The only difference between the first and second is that the first uses coalesce to get a value to compare berp.ID_PART_SESSION with and the second uses a union to put two select statements together to accomplish the same thing.
I still think the first one should be quicker (the original reason why I used coalesce) since it seems like it should be doing less work to get to the same result. Considering how weak I am deciphering execution plans, could someone please explain why the second query is so much better than the first?
declare #animator varchar
SELECT TOP 1 #animator = FULL_NAME
FROM T_BERP berp
INNER JOIN dbo.T_INTERV i ON i.ID_INTERV = berp.ID_INTERV
WHERE berp.VERSION = 1
AND berp.PRINCIPAL = 1
AND berp.DELETED = 0
AND berp.CANCELLED = 0
AND berp.ID_PART_SESSION = (
select coalesce(pss.ID_PART_SESSION, psst.ID_PART_SESSION)
from t_bersp b
LEFT JOIN T_PART_SESSION pss ON b.ID_PART_SESSION = pss.ID_PART_SESSION
LEFT JOIN T_PSS_TEMP psst ON b.ID_PSS_TEMP = psst.ID_PSS_TEMP
where ID_BERSP = 4040)
vs
declare #animator varchar
SELECT TOP 1 #animator = FULL_NAME
FROM dbo.T_BERP berp
INNER JOIN dbo.T_INTERV i ON i.ID_INTERV = berp.ID_INTERV
WHERE berp.VERSION = 1
AND berp.PRINCIPAL = 1
AND berp.DELETED = 0
AND berp.CANCELLED = 0
AND berp.ID_PART_SESSION IN (
select pss.ID_PART_SESSION
from dbo.t_bersp b
LEFT JOIN dbo.T_PART_SESSION pss ON b.ID_PART_SESSION = pss.ID_PART_SESSION
where ID_BERSP = 4040
union
select psst.ID_PART_SESSION
from dbo.t_bersp b
LEFT JOIN dbo.T_PSS_TEMP psst ON b.ID_PSS_TEMP = psst.ID_PSS_TEMP
where ID_BERSP = 4040)
It would be difficult to provide a definitive answer without understanding the relative sizes and indices of the various tables in your queries. One possibility: if t_part_session and t_pss_temp are both large, the query optimizer might be doing something inefficient with the two LEFT JOINs in the inner SELECT of your first query.
EDIT to clarify: Yes there are LEFT JOINs in both queries, but my speculation was that having two together (query 1) might adversely affect performance vs the UNION (query 2).
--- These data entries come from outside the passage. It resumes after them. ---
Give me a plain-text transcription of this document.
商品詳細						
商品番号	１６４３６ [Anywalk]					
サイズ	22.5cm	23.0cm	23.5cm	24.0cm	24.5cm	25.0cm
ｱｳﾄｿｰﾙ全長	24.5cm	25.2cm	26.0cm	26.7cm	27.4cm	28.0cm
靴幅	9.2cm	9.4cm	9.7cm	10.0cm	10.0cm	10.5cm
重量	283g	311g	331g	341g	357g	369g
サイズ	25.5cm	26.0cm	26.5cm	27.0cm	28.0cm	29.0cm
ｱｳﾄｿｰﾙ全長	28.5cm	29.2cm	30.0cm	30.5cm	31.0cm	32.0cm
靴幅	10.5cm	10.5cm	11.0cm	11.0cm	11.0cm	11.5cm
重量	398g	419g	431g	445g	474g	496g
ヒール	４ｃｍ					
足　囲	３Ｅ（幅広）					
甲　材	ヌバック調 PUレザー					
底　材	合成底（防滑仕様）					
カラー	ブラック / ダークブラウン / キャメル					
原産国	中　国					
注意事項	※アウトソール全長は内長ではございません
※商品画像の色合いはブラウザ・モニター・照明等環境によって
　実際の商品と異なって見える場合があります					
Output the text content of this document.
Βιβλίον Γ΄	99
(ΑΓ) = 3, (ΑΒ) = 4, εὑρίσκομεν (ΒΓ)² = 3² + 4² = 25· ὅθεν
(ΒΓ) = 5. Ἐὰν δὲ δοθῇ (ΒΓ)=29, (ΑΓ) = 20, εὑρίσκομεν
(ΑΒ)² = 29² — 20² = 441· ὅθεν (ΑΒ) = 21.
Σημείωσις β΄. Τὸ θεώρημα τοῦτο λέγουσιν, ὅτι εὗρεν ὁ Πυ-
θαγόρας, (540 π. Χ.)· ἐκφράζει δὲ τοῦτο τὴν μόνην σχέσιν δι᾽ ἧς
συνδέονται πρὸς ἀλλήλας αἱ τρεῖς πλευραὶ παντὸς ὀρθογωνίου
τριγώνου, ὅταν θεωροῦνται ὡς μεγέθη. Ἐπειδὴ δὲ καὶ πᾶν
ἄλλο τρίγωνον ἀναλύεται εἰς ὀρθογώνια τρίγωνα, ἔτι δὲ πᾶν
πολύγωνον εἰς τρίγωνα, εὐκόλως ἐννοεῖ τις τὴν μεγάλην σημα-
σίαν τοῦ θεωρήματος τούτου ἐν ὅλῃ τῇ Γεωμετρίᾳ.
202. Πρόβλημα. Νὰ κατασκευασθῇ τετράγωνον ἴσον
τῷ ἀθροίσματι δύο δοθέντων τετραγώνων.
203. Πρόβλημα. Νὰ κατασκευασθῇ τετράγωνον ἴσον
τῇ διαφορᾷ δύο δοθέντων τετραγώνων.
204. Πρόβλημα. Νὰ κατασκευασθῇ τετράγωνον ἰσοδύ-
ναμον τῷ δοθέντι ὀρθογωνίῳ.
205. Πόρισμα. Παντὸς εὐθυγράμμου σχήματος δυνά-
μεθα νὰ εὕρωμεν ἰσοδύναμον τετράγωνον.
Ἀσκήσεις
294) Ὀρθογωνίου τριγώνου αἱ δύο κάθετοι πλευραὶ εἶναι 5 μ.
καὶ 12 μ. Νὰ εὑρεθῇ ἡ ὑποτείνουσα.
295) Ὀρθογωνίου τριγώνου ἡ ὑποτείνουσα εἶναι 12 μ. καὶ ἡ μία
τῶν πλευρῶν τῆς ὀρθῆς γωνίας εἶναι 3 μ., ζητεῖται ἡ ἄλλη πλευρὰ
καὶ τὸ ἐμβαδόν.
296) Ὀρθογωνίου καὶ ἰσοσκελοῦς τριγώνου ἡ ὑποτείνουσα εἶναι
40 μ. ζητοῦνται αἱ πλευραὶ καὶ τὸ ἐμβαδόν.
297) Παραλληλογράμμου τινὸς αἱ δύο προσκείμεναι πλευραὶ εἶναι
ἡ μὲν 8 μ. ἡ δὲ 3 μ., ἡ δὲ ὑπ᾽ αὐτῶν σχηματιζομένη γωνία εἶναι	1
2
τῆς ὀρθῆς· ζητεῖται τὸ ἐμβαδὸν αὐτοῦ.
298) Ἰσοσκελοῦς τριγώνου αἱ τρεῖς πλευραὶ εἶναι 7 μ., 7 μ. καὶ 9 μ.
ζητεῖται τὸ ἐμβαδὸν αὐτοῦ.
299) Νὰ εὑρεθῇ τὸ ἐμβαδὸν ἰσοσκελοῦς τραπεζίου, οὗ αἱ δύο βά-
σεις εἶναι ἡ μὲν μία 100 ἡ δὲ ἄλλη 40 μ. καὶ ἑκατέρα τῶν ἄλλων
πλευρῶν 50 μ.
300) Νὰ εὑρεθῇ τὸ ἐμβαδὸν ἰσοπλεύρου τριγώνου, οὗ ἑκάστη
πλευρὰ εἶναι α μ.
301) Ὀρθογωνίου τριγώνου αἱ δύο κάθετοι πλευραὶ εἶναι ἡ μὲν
Sorry if that wasn't clear initially.
Also, I highly recommend a tool such as the Instant SQL Formatter (combined with the {} icon in StackOverflow's editor) to make the queries in your question easier to read:
DECLARE #animator VARCHAR
SELECT TOP 1 #animator = full_name
FROM t_berp berp
INNER JOIN dbo.t_interv i
ON i.id_interv = berp.id_interv
WHERE berp.version = 1
AND berp.principal = 1
AND berp.deleted = 0
AND berp.cancelled = 0
AND berp.id_part_session = (SELECT
Coalesce(pss.id_part_session, psst.id_part_session)
FROM t_bersp b
LEFT JOIN t_part_session pss
ON b.id_part_session =
pss.id_part_session
LEFT JOIN t_pss_temp psst
ON b.id_pss_temporaire =
psst.id_pss_temporaire
WHERE id_bersp = 4040)
vs
DECLARE #animator VARCHAR
SELECT TOP 1 #animator = full_name
FROM dbo.t_berp berp
INNER JOIN dbo.t_interv i
ON i.id_interv = berp.id_interv
WHERE berp.version = 1
AND berp.principal = 1
AND berp.deleted = 0
AND berp.cancelled = 0
AND berp.id_part_session IN (SELECT pss.id_part_session
FROM dbo.t_bersp b
LEFT JOIN dbo.t_part_session pss
ON b.id_part_session =
pss.id_part_session
WHERE id_bersp = 4040
UNION
SELECT psst.id_part_session
FROM dbo.t_bersp b
LEFT JOIN dbo.t_pss_temp psst
ON b.id_pss_temporaire =
psst.id_pss_temporaire
WHERE id_bersp = 4040)
I'm betting it's the coalesce statement. I believe that coalesce will end up getting applied before the where clause. So, it's actually going through each combination of the two tables, and THEN filtering on those that match the where clause.
You can put both queries into the same batch in SSMS and show execution plan - this will not only let you see them side by side, it will show a relative cost.
I suspect that the IN (UNION) means the second can be easily parallelized.